It’s Sunday afternoon and I decide to go for a walk. All by myself. While the rest of my family plays a board game. I know, crazy isn’t it–going off on my own instead of spending quality time with my husband and children? But it gets worse (or better, depending on your point of view). I head to 7-11 and attempt to purchase a few chocolate bars before realizing I’d scooped up Mexican pesos from our change box. Because I don’t have enough Canadian currency for all the bars, I buy only one. The one I like best. On my way home I nibble slowly, face towards the sun, crunching on peanuts and sucking on caramel. I walk back and forth on my own block just so I can finish it before reaching home to dispose of the evidence. While the wrapper floats to the bottom of our garbage bin I slip in the back door and try to keep from smiling suspiciously.
The woman ahead of me in line watches while I nose my full cart into the cashier’s lane. It doesn’t take long before she meets my eye and launches into conversation.
“Did you hear about the baby that almost drowned? It was a car crash and the mother died but they found the baby, still strapped into its seat.”
I told her I hadn’t heard the story until now. Then she added, “It was alive,” as an afterthought. “How old is your baby?”
“Mmm… babies. So many things to worry about. Terrible things. The accidents that could happen… And then, when they get bigger–”
I’m not sure I want to hear more but I say, “It must get even harder as they get older.” I sense she’s just trying to make conversation, even though she sounds like a church bell ringing the death toll, because people do that. We say weird things, even offensive things, just because we’re clumsy at connecting.
Then the man in front of her jumps in and the next moment we’re not talking about tragedy anymore, but curling. The cashier gives her opinion on the Brier and the conversation veers again while the gentleman tells us exactly what he thinks about “those Albertans.” By the time I have my bags packed I feel like I’ve been at a local coffee shop. In the parking lot I see the man who was ahead of me in line and he waves and nods. Friendly places are like this, I think, where goodbyes are needed after standing in line with strangers at the grocery store.
The meeting is getting long and there are no windows in the room. I’m wondering if the sun will still be shining by the time we leave when a man gets up to speak. At first I lean forward to pay attention and then I realize he’s not like “us”. Not normal. I try to appear engaged but inwardly I lose interest. His gestures are getting bigger now and he’s repeating his spiel for the fourth time. I look around the room and see some smiling patronizingly; others are starting to fidget. How long will they let this guy keep going? Who has the nerve to interrupt him? His words tumble out fast, like a train building momentum–unable to stop itself even if it wanted to. Then someone else clears his throat and without pausing starts speaking over the first guy. Immediately I feel uncomfortable, dreading the public awkwardness sure to follow. But it doesn’t. The new speaker directs his words to the one he just interrupted and they come like a long, cold drink of water. What you are saying is important. I understand you. We appreciate hearing this. Thank you for sharing. Everyone relaxes. Then we are clapping. A bit of grace.

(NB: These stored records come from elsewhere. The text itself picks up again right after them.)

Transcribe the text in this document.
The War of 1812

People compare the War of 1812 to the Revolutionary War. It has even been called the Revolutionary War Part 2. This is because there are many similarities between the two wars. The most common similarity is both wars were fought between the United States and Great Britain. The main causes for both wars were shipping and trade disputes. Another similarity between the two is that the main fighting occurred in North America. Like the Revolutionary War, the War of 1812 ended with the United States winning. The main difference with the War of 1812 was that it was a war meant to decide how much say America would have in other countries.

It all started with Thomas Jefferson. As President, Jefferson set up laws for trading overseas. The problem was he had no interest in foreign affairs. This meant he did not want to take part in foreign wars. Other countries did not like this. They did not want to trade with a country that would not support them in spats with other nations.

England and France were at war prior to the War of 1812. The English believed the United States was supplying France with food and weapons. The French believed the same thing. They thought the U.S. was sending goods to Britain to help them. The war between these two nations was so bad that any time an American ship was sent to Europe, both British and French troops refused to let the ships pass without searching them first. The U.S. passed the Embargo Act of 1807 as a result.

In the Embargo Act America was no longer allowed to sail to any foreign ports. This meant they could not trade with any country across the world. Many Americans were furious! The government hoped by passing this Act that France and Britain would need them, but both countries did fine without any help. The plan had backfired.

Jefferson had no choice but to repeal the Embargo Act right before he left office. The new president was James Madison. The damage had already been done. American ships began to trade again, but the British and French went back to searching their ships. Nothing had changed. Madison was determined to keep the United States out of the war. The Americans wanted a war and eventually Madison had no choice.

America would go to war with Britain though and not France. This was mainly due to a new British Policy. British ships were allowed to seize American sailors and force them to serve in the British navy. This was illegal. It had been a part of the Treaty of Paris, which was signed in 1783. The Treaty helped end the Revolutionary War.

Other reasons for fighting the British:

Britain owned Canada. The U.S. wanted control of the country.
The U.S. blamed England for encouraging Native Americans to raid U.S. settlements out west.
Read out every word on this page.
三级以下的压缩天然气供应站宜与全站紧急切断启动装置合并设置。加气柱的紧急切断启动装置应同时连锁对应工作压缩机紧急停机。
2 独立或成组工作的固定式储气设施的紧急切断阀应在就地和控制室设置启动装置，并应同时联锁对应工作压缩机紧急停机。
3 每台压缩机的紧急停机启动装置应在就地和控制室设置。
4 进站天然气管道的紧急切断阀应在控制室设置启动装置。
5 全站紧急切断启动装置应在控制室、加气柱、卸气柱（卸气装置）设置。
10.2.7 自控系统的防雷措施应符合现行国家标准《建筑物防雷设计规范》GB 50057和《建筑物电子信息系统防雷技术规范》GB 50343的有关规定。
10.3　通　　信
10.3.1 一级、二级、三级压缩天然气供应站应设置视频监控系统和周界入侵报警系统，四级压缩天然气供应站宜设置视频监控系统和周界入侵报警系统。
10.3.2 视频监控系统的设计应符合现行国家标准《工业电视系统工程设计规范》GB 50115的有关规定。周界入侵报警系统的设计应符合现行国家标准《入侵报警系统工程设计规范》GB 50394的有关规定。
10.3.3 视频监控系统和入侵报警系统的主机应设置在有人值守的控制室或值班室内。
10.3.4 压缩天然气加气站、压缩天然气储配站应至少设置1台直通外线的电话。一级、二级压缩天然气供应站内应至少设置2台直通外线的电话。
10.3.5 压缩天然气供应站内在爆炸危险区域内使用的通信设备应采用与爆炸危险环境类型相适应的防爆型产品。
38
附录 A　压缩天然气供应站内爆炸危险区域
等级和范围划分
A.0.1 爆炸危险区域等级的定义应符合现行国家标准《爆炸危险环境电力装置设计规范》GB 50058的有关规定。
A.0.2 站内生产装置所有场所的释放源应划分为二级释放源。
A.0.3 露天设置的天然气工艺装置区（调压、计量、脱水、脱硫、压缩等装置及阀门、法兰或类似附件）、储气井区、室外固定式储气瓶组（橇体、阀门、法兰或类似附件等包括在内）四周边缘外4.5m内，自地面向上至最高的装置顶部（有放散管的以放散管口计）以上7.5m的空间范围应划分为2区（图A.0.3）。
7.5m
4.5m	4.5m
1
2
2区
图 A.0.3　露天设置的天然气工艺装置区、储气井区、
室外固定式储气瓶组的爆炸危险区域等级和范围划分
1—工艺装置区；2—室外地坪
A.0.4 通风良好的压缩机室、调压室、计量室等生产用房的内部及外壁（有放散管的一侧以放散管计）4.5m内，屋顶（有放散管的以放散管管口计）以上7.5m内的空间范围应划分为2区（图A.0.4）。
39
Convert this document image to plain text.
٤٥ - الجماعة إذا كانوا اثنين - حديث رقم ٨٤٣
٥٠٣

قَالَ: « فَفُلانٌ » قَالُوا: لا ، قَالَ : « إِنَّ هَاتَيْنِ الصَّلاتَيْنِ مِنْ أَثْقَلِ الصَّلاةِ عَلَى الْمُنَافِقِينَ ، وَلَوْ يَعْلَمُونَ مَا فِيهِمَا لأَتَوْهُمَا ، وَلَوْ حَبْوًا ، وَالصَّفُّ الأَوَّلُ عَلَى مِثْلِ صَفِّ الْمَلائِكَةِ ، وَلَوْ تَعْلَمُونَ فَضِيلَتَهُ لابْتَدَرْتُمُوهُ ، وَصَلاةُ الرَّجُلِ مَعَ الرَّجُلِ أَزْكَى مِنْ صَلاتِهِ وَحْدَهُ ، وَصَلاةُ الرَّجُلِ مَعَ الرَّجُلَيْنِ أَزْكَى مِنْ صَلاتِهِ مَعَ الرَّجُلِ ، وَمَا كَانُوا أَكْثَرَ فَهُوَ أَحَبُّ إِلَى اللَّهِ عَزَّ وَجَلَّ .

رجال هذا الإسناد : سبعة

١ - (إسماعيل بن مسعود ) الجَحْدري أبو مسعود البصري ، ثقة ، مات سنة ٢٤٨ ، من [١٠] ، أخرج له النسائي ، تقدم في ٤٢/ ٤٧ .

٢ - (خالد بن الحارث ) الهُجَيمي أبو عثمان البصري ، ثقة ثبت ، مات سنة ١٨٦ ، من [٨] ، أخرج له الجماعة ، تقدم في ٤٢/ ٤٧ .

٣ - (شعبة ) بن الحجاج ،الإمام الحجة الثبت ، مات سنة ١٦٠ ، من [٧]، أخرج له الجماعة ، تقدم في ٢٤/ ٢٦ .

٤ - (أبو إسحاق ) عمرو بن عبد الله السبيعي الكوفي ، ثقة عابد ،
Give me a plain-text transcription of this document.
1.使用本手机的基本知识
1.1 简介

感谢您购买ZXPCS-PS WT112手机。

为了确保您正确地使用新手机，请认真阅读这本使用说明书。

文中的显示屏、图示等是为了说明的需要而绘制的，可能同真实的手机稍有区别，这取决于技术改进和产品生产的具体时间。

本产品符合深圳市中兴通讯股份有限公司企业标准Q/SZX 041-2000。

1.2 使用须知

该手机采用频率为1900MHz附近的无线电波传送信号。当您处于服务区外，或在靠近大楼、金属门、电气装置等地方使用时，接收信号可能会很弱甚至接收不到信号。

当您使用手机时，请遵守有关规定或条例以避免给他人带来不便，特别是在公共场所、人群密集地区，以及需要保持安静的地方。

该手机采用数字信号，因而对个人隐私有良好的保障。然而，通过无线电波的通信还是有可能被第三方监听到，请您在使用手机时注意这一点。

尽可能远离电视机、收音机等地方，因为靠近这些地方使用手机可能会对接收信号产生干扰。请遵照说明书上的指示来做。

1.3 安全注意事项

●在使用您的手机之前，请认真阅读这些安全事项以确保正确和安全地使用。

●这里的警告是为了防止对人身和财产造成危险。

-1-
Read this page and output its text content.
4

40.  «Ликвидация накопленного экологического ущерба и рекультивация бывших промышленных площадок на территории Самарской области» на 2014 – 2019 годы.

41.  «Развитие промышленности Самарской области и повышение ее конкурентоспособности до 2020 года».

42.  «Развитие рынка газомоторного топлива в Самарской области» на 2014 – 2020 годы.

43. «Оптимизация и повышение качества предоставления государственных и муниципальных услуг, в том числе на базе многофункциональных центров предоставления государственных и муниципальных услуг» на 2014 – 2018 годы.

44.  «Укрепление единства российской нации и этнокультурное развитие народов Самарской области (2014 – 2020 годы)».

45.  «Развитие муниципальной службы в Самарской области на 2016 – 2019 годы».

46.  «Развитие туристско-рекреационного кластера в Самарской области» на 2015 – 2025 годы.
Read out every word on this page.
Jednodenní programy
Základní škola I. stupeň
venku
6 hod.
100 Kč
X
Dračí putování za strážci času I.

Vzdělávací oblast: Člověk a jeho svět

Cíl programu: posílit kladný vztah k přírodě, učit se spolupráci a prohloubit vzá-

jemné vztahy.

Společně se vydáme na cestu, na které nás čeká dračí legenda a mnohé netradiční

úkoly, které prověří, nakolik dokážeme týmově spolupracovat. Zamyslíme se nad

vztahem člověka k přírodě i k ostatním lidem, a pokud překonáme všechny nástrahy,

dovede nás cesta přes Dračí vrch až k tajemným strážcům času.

- The Story-If you think the Bible is just for little girls in pretty dresses to carry under their arm on their way to Sunday School, read this. It’s all about bloodbaths, cowardly men and woman, feuding tribes, supernatural powers, and the ancient culture that still informs the lives of millions of us today. As I’ve read I’ve laughed aloud, cringed, and most of all, wanted to know more. Was Ruth’s heart pounding when she sneaked in to wake Boaz on the threshing floor? What exactly was Saul thinking while he cowered in the supplies closet to hide from those who wanted to crown him as king?
- Animal Dialogues-Beautiful essays that will make you want to trek in the wilderness for days on end.
- Bread of Angels-More Christian stuff that’s well-written enough you might enjoy it even if you’re not Christian. I’m reading it slowly, hoping I don’t reach the end of the book.
Before the girls leave for school they get the birthday chair ready for their dad. Presents are wrapped, balloons inflated, and seats are lined up so the audience can watch Stan’s expression as he opens each gift. He does not disappoint. The mushroom farm elicits smiles and curiosity; the pair of chopsticks, a bear hug; the four Coffee Crisps, many lavish thank-yous. It was just what they hoped for.